In some ways, it’s the nonprofits that might be forcing the conversation with foundations. Nancy Lublin, one of the most successful nonprofit leaders and operators today (Dress For Success, DoSomething.org), decided to raise a round for Crisis Text Line like a tech startup would — her most recent one coming in at $25.5M, giving her runway for years. While this is the extreme, it is illustrative nonetheless.

Imagine what others could do if they had access to unrestricted funds for longer periods of time, strong operational resources, and a board made up of those funders with skin in the game.
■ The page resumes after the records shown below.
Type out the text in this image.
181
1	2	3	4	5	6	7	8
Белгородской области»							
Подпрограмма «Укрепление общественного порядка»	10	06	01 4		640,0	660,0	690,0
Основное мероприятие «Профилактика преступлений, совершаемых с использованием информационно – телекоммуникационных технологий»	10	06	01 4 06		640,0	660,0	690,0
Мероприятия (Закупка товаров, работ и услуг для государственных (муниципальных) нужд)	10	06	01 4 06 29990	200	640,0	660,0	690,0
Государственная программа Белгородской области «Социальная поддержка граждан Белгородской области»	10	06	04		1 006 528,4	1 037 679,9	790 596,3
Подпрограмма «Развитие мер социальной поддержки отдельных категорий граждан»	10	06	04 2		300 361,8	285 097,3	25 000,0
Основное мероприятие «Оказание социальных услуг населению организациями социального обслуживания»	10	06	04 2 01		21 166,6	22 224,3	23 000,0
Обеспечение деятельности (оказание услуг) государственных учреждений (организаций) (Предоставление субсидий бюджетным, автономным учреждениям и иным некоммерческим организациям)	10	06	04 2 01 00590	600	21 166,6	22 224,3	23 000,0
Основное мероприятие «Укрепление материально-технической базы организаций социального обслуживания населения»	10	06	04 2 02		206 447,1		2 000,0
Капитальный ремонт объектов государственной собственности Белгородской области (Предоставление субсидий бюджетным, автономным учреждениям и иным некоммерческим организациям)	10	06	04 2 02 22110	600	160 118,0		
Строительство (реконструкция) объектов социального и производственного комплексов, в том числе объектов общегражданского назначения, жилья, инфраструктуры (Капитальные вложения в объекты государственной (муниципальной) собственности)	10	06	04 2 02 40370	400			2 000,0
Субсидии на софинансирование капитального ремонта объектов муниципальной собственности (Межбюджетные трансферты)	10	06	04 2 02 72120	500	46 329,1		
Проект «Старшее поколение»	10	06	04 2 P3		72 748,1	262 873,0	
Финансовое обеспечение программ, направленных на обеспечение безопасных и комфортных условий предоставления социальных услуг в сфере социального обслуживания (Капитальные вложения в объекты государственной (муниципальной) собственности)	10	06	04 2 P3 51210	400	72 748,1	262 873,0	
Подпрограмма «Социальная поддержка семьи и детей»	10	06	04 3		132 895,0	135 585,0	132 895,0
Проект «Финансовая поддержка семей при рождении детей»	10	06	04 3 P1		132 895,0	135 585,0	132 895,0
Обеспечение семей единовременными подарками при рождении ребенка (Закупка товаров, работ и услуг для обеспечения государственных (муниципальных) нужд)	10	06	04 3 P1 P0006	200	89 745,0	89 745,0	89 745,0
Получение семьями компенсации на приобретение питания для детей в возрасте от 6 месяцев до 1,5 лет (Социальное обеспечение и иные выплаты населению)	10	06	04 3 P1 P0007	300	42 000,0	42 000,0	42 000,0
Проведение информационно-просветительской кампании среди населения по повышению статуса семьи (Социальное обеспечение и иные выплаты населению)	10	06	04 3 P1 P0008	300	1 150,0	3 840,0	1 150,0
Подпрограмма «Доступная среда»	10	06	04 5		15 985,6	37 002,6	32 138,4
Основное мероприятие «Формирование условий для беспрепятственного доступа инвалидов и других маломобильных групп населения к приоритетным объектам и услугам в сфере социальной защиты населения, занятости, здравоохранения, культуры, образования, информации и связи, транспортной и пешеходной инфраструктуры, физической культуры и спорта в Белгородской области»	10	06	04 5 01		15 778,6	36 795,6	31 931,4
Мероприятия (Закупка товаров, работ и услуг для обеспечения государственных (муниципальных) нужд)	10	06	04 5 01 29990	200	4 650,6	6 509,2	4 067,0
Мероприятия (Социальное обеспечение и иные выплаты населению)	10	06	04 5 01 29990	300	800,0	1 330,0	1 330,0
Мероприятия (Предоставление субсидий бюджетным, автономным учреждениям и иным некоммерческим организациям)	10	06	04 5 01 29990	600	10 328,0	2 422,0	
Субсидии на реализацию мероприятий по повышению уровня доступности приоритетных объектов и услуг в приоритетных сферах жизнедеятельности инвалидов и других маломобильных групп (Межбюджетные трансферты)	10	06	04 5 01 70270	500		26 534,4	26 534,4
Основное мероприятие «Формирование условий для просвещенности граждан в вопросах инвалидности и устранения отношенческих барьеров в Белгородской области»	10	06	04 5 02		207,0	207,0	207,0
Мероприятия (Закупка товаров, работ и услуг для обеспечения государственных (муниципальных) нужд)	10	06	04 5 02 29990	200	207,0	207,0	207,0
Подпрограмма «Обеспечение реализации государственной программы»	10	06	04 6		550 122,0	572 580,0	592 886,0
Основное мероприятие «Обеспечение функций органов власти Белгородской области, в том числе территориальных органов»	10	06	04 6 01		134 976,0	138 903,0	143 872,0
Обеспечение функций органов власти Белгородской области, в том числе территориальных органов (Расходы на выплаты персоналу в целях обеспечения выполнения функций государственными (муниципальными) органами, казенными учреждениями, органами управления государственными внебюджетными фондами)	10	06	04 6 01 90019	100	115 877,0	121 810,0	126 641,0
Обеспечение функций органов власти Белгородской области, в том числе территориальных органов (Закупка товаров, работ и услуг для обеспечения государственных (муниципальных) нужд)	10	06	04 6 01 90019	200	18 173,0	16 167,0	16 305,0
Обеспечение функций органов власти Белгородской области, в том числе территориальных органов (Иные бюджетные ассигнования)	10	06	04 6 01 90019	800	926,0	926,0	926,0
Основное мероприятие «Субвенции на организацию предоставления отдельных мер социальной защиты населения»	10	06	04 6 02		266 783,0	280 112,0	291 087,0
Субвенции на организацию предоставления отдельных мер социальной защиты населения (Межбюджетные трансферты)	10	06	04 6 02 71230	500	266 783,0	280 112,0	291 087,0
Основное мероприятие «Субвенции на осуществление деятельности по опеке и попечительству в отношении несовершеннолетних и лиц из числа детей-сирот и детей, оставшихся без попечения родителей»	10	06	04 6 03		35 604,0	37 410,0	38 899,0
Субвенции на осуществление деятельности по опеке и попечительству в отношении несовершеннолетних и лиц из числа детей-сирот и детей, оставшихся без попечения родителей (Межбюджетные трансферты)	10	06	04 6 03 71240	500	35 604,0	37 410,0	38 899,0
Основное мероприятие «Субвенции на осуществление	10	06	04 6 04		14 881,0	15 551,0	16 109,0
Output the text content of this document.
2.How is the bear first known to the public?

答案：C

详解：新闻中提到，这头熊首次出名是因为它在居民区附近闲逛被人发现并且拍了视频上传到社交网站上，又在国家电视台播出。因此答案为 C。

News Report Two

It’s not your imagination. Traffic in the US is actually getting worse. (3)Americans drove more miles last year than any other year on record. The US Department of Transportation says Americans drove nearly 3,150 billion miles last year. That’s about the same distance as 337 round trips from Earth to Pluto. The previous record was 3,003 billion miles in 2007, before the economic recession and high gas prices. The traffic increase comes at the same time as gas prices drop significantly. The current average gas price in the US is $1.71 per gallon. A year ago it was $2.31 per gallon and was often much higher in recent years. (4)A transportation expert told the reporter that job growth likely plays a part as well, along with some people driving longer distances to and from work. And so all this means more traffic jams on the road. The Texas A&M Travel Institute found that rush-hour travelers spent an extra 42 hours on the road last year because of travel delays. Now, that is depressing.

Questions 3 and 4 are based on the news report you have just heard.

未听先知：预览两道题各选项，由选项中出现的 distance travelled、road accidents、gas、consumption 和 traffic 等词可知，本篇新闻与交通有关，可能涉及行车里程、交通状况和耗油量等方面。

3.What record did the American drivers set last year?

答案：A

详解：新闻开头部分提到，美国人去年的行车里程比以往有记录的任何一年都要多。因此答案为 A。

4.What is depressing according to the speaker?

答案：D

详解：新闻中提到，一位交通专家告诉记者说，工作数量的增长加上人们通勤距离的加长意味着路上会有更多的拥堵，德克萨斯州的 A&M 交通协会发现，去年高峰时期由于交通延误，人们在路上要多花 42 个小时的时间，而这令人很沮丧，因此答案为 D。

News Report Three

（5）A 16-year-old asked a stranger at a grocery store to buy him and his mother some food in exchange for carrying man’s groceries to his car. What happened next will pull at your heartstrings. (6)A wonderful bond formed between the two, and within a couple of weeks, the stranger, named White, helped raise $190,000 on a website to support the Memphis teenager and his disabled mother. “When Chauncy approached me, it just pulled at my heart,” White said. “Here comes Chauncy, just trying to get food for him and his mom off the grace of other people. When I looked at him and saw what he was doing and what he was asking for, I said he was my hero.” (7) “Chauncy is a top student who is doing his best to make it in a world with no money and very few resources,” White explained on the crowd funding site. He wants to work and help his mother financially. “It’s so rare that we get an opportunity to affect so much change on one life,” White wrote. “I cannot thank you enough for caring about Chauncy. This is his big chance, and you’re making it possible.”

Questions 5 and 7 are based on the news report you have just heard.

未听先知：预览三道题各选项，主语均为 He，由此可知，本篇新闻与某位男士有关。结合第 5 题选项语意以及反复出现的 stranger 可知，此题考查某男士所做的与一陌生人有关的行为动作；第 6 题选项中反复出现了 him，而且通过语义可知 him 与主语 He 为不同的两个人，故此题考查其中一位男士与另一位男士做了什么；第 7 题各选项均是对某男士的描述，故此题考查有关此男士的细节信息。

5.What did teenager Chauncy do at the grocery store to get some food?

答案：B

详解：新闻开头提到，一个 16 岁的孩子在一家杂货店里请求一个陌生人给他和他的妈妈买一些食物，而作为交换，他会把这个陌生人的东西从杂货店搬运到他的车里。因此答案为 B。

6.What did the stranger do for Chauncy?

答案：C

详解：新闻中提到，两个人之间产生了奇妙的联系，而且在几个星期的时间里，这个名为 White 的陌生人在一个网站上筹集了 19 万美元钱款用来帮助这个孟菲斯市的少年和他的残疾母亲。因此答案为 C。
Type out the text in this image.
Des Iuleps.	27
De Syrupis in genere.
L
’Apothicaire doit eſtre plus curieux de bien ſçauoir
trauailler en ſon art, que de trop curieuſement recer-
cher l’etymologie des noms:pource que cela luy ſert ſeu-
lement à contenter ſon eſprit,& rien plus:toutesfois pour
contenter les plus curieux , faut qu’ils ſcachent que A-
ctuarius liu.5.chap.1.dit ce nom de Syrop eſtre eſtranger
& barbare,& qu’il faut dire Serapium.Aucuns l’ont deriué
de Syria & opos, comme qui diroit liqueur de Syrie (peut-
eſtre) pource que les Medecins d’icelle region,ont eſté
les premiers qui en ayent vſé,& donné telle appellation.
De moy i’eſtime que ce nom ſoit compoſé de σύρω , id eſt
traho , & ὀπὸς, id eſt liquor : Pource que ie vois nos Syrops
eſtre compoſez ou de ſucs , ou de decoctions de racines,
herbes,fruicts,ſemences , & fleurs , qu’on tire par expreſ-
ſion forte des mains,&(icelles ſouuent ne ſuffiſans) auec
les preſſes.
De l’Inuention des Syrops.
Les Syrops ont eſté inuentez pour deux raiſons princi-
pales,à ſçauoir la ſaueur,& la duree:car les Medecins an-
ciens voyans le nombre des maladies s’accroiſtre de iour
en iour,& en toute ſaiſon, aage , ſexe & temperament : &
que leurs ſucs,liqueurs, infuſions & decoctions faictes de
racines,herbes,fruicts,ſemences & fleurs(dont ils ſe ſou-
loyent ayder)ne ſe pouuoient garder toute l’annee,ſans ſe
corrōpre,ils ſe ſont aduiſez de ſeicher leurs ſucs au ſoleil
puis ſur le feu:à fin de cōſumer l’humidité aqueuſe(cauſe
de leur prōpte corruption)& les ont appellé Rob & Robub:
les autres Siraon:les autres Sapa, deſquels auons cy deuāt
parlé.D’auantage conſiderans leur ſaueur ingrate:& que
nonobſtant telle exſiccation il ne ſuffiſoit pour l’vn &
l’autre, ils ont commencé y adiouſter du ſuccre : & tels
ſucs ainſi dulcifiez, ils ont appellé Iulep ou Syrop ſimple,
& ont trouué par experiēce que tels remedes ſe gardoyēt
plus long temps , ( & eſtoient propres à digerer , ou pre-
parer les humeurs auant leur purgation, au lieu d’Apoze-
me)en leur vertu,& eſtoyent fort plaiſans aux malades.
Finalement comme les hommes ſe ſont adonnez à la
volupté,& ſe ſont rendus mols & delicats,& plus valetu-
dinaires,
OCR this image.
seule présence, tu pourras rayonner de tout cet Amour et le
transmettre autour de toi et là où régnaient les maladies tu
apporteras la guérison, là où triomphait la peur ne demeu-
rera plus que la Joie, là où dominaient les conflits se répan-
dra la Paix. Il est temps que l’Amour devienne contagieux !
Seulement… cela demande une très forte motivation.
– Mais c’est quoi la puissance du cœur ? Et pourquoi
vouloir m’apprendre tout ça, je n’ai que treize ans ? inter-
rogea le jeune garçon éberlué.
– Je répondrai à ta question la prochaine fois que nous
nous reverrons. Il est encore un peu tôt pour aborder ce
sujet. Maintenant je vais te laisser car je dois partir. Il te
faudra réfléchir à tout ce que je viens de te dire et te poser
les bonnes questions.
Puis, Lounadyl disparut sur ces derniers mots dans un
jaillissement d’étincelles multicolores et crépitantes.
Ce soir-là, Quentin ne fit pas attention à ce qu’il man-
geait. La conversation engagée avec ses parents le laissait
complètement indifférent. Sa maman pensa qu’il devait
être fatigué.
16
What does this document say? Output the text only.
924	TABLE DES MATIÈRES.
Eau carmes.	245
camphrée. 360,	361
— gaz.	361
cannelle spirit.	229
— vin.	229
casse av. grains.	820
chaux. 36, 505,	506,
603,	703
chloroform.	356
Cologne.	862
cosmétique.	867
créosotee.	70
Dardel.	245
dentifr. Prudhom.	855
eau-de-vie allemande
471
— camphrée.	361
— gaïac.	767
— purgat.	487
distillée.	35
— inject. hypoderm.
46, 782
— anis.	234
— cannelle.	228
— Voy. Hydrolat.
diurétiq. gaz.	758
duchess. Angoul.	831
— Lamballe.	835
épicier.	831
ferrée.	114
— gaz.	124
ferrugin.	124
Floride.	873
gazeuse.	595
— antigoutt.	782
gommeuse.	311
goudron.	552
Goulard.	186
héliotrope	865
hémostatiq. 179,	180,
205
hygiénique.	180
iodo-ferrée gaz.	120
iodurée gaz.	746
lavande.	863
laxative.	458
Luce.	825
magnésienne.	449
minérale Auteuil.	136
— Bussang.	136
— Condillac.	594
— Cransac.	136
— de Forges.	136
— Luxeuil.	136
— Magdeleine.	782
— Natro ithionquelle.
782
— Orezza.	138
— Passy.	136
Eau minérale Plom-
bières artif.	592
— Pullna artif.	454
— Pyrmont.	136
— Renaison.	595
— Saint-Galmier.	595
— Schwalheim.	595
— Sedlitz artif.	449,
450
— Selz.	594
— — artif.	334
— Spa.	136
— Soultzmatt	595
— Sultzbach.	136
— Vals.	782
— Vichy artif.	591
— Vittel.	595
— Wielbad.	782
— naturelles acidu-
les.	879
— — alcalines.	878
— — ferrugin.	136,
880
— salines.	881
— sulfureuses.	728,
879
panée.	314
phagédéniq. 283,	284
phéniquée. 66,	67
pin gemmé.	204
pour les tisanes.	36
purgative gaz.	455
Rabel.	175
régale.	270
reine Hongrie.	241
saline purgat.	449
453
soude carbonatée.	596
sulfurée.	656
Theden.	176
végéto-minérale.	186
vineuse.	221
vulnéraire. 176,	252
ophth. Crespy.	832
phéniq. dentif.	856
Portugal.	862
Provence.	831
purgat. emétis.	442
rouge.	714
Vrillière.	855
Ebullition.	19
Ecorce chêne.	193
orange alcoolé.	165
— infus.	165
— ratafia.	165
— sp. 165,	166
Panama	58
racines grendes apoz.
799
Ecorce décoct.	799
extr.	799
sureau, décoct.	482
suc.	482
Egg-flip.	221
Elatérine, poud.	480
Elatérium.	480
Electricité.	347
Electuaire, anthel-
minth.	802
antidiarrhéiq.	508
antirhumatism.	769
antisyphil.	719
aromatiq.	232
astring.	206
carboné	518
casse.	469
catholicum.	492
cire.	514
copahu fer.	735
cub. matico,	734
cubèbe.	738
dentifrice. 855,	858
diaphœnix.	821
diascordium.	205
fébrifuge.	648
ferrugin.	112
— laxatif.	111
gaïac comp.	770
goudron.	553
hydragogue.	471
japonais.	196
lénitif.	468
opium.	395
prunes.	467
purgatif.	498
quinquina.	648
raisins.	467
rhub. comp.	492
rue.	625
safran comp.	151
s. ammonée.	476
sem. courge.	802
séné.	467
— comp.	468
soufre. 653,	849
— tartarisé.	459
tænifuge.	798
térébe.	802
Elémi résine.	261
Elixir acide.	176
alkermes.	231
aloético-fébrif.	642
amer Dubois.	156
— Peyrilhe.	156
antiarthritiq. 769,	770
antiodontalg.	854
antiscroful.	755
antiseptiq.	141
It’s worth noting that The Bridgespan Group’s Michael Etzel and Ford’s Hilary Pennington effectively articulate the broader challenge of program-driven funding models, and the call for foundations to back foundational capability building. Darren Walker’s leadership here has also been met with much fanfare, yet it remains unclear how this is being operationalized within the Ford Foundation, specifically with staff makeup and organization structure.

It seems there’s much left to be explored on what it really means to support nonprofit and other mission-driven grantee organizations.

Limitations (But Not Excuses)

There are numerous limitations to this analogy, especially funders not wanting to inappropriately influence grantees’ activity, preferring a more hands-off approach.

But aiming for the “success” of each grant may be impeding foundations from their and our collective goals: progress on our most pressing social and environmental challenges. Perhaps it’s time to reflect on their own organizations in service thereof.